This article was published on March 30, 2016

The legal challenge against adblocking is failing over and over


The legal challenge against adblocking is failing over and over

Wherever you stand on the adblocking debate – often somewhere between the protection of people’s rights not to be bombarded or a destroyer of jobs and industries – there’s no getting around the fact that if you’re anti-adblocking, you’re on the consistently losing side, legally speaking.

According to a statement from Adblock Plus, it’s just won its fifth legal challenge in court in Germany, this time against the newspaper Süddeutsche Zeitung.

The crux of most of the complaints against Adblock Plus specifically (rather than all adblockers in general) is the company’s use of an Acceptable Ads program – a whitelist that allows through ads from companies who pay a fee.
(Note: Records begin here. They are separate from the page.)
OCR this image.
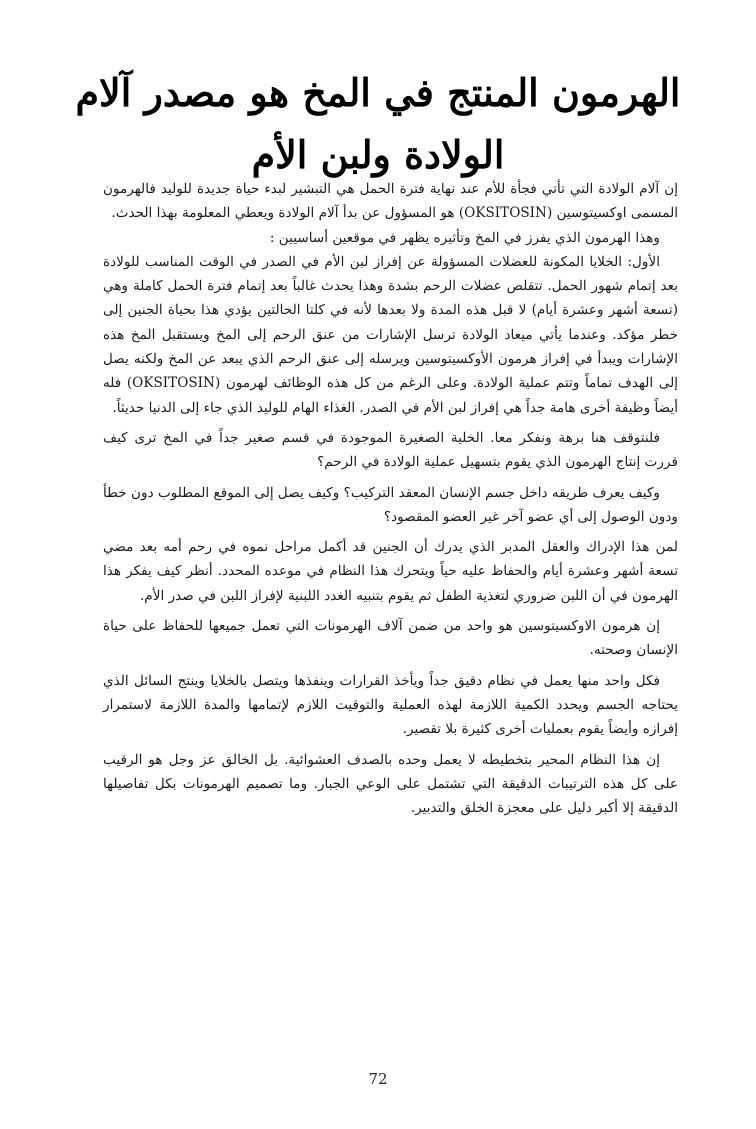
الهرمون المنتج في المخ هو مصدر آلام الولادة ولبن الأم

إن آلام الولادة التي تأتي فجأة للأم عند نهاية فترة الحمل هي التبشير لبدء حياة جديدة للوليد فالهرمون المسمى اوكسيتوسين (OKSITOSIN) هو المسؤول عن بدأ آلام الولادة ويعطي المعلومة بهذا الحدث.

وهذا الهرمون الذي يفرز في المخ وتأثيره يظهر في موقعين أساسيين :

الأول: الخلايا المكونة للعضلات المسؤولة عن إفراز لبن الأم في الصدر في الوقت المناسب للولادة بعد إتمام شهور الحمل. تتقلص عضلات الرحم بشدة وهذا يحدث غالباً بعد إتمام فترة الحمل كاملة وهي (تسعة أشهر وعشرة أيام) لا قبل هذه المدة ولا بعدها لأنه في كلتا الحالتين يؤدي هذا بحياة الجنين إلى خطر مؤكد. وعندما يأتي ميعاد الولادة ترسل الإشارات من عنق الرحم إلى المخ ويستقبل المخ هذه الإشارات ويبدأ في إفراز هرمون الأوكسيتوسين ويرسله إلى عنق الرحم الذي يبعد عن المخ ولكنه يصل إلى الهدف تماماً وتتم عملية الولادة. وعلى الرغم من كل هذه الوظائف لهرمون (OKSITOSIN) فله أيضاً وظيفة أخرى هامة جداً هي إفراز لبن الأم في الصدر. الغذاء الهام للوليد الذي جاء إلى الدنيا حديثاً.

فلنتوقف هنا برهة ونفكر معا. الخلية الصغيرة الموجودة في قسم صغير جداً في المخ ترى كيف قررت إنتاج الهرمون الذي يقوم بتسهيل عملية الولادة في الرحم؟

وكيف يعرف طريقه داخل جسم الإنسان المعقد التركيب؟ وكيف يصل إلى الموقع المطلوب دون خطأ ودون الوصول إلى أي عضو آخر غير العضو المقصود؟

لمن هذا الإدراك والعقل المدبر الذي يدرك أن الجنين قد أكمل مراحل نموه في رحم أمه بعد مضي تسعة أشهر وعشرة أيام والحفاظ عليه حياً ويتحرك هذا النظام في موعده المحدد. أنظر كيف يفكر هذا الهرمون في أن اللبن ضروري لتغذية الطفل ثم يقوم بتنبيه الغدد اللبنية لإفراز اللبن في صدر الأم.

إن هرمون الاوكسيتوسين هو واحد من ضمن آلاف الهرمونات التي تعمل جميعها للحفاظ على حياة الإنسان وصحته.

فكل واحد منها يعمل في نظام دقيق جداً ويأخذ القرارات وينفذها ويتصل بالخلايا وينتج السائل الذي يحتاجه الجسم ويحدد الكمية اللازمة لهذه العملية والتوقيت اللازم لإتمامها والمدة اللازمة لاستمرار إفرازه وأيضاً يقوم بعمليات أخرى كثيرة بلا تقصير.

إن هذا النظام المحير بتخطيطه لا يعمل وحده بالصدف العشوائية. بل الخالق عز وجل هو الرقيب على كل هذه الترتيبات الدقيقة التي تشتمل على الوعي الجبار. وما تصميم الهرمونات بكل تفاصيلها الدقيقة إلا أكبر دليل على معجزة الخلق والتدبير.

72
According to the company, rather than being a move that holds publishers and ad networks to ransom, it’s an initiative that “not a detriment for publishers but rather a potential benefit to them,” it argues.

As has been the case in previous decisions, the ruling went Adblock Plus’ way, with the court deciding there’s no contract between publishers and readers that guarantees that visitors will see all the ads placed on a site. It also ruled that the Acceptable Ads policy was in fact a benefit and not a hindrance to publishers.

Perhaps most devestatingly – and tellingly for the entire ad industry – however, were the court’s comments that the law doesn’t exist to uphold a particular (entrenched) business model.

It’s innovate or die out there, whichever way you look, and publishing is no different.